We have woken giants

“We have woken giants” says Dorthe Dahl-Jensen of the Centre for Ice and Climate at the University of Copenhagen.

Out of all the things I have read coming out from the climate conference in Copenhagen so far, it’s this simple statement that probably best summarizes where our planet is at. Big changes are occurring and will begin occurring at a more frightening rate.

Dahl-Jensen has suggested that previous projections and predictions from the UN’s Intergovernmental Panel on Climate Change (IPCC) in relation to sea level rises were likely too conservative.

The IPCC average forecast was for global sea levels to rise by 0.35m over the next hundred years, but the most recent data suggest that a one-metre rise (around 3 feet) was entirely possible, of which 20 per cent would come from the Greenland ice sheet.

According to an article on National Geographic from 2004, a sea level rise of 3 feet would be devastating to the Maldives, which would be entirely submerged.

The Nile Delta and parts of Bangladesh would become uninhabitable, generating hundreds of millions of climate refugees.

Developed countries wouldn’t be safe either, every U.S. East Coast city from Boston to Miami would be swamped.

Given the antics in Copenhagen so far, I don’t feel we are any closer to a solution to help avoid such a disaster, particularly if countries such as Australia have indeed been “cooking the carbon books“. Even before that recent nasty revelation, we were already among the worst emitters per capita of any significantly sized country and now it seems our carbon emissions have grown between 1990 and 2007 by a staggering 82 per cent.

It’s not as though we really have an option of thinking “oh well, if not today, tomorrow or next decade we’ll do something solid about it all”. Even if we cut emissions drastically today, it wouldn’t return atmospheric carbon dioxide levels back to pre-industrial levels tomorrow.. or even in ten years. We are committed, to some degree, of feeling the wrath of nature due to our excesses.

However, that doesn’t mean we can’t stop even worse things from happening.

But if we can’t, thankfully green living is also somewhat about preparing for the worst while hoping for the best.
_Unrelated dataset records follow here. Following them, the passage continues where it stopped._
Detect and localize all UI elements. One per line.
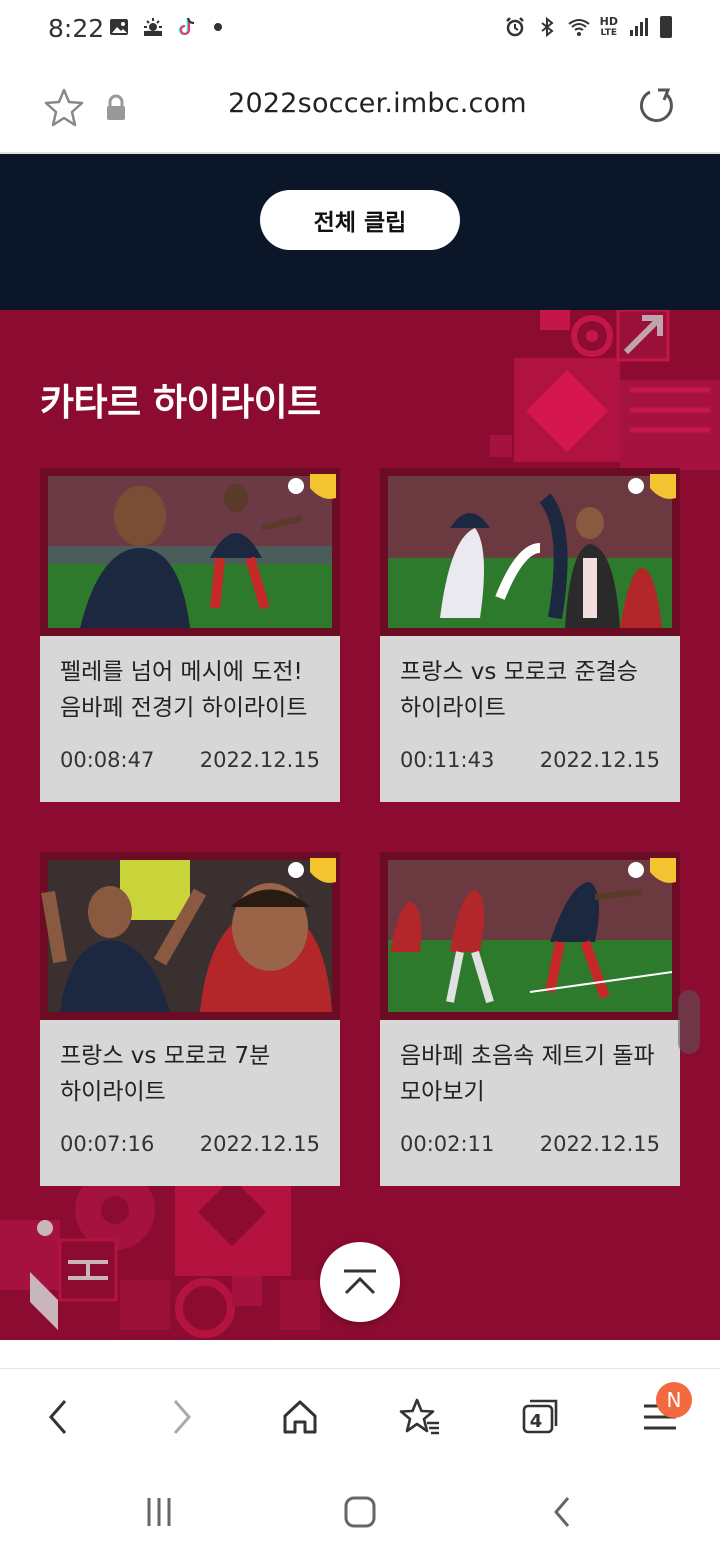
status-left-icons <box>108 16 222 38</box>
signal-icon <box>630 18 648 36</box>
status-right-icons: HD LTE <box>504 16 672 38</box>
video-thumbnail[interactable] <box>380 468 680 636</box>
scroll-handle[interactable] <box>678 990 700 1054</box>
highlight-section: 카타르 하이라이트 펠레를 넘어 메시에 도전! 음바페 전경기 하이라이트 0… <box>0 310 720 1340</box>
home-icon <box>283 1400 317 1434</box>
forward-button[interactable] <box>156 1391 208 1443</box>
status-time: 8:22 <box>48 14 105 43</box>
chevron-right-icon <box>173 1400 191 1434</box>
video-card[interactable]: 음바페 초음속 제트기 돌파 모아보기 00:02:11 2022.12.15 <box>380 852 680 1186</box>
url-text[interactable]: 2022soccer.imbc.com <box>0 88 720 119</box>
video-date: 2022.12.15 <box>539 748 660 772</box>
recent-apps-icon <box>147 1498 171 1526</box>
video-title[interactable]: 음바페 초음속 제트기 돌파 모아보기 <box>400 1038 668 1110</box>
video-duration: 00:11:43 <box>400 748 495 772</box>
weather-icon <box>144 18 162 36</box>
scroll-to-top-button[interactable] <box>320 1242 400 1322</box>
video-title[interactable]: 프랑스 vs 모로코 7분 하이라이트 <box>60 1038 328 1110</box>
recent-apps-button[interactable] <box>134 1490 184 1534</box>
star-list-icon <box>399 1398 439 1435</box>
home-button[interactable] <box>274 1391 326 1443</box>
video-date: 2022.12.15 <box>199 748 320 772</box>
chevron-up-icon <box>344 1269 376 1295</box>
reload-icon[interactable] <box>636 86 676 126</box>
video-thumbnail[interactable] <box>40 852 340 1020</box>
video-title[interactable]: 프랑스 vs 모로코 준결승 하이라이트 <box>400 654 668 726</box>
url-bar: 2022soccer.imbc.com <box>0 60 720 154</box>
video-duration: 00:08:47 <box>60 748 155 772</box>
video-date: 2022.12.15 <box>539 1132 660 1156</box>
video-card[interactable]: 펠레를 넘어 메시에 도전! 음바페 전경기 하이라이트 00:08:47 20… <box>40 468 340 802</box>
alarm-icon <box>505 17 524 37</box>
navy-banner: 전체 클립 <box>0 154 720 310</box>
all-clips-button[interactable]: 전체 클립 <box>260 190 460 250</box>
video-title[interactable]: 펠레를 넘어 메시에 도전! 음바페 전경기 하이라이트 <box>60 654 328 726</box>
video-date: 2022.12.15 <box>199 1132 320 1156</box>
video-duration: 00:02:11 <box>400 1132 495 1156</box>
tiktok-icon <box>178 17 195 36</box>
hd-label: HD <box>599 14 618 28</box>
decorative-pattern-top <box>490 310 720 470</box>
video-thumbnail[interactable] <box>380 852 680 1020</box>
system-back-button[interactable] <box>537 1490 587 1534</box>
image-icon <box>110 19 128 35</box>
home-square-icon <box>344 1496 376 1528</box>
wifi-icon <box>568 19 590 36</box>
dot-icon <box>214 23 222 31</box>
status-bar: 8:22 HD LTE <box>0 0 720 60</box>
section-title: 카타르 하이라이트 <box>40 381 321 424</box>
system-home-button[interactable] <box>335 1490 385 1534</box>
notification-badge: N <box>656 1382 692 1418</box>
lte-label: LTE <box>600 27 618 38</box>
bookmarks-button[interactable] <box>394 1391 446 1443</box>
back-button[interactable] <box>32 1391 84 1443</box>
video-duration: 00:07:16 <box>60 1132 155 1156</box>
back-arrow-icon <box>554 1497 570 1527</box>
video-thumbnail[interactable] <box>40 468 340 636</box>
chevron-left-icon <box>49 1400 67 1434</box>
tabs-button[interactable]: 4 <box>514 1391 566 1443</box>
browser-toolbar: 4 <box>0 1368 720 1464</box>
bluetooth-icon <box>541 16 554 38</box>
battery-icon <box>660 16 672 38</box>
video-card[interactable]: 프랑스 vs 모로코 7분 하이라이트 00:07:16 2022.12.15 <box>40 852 340 1186</box>
video-card[interactable]: 프랑스 vs 모로코 준결승 하이라이트 00:11:43 2022.12.15 <box>380 468 680 802</box>
tab-count: 4 <box>529 1410 543 1432</box>
system-navigation-bar <box>0 1464 720 1560</box>
hd-voice-lte-icon: HD LTE <box>599 14 618 38</box>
It’s about learning to be a little more independent, more resourceful and making more of what you have. It’s about listening a little more to what nature has to say and acting on those warnings.

When I was a commercial fisherman, if we saw a black line on the horizon, we knew that to stay put would be risky. We pulled up our lines and skedaddled back to port. We had fair warning then as we have now.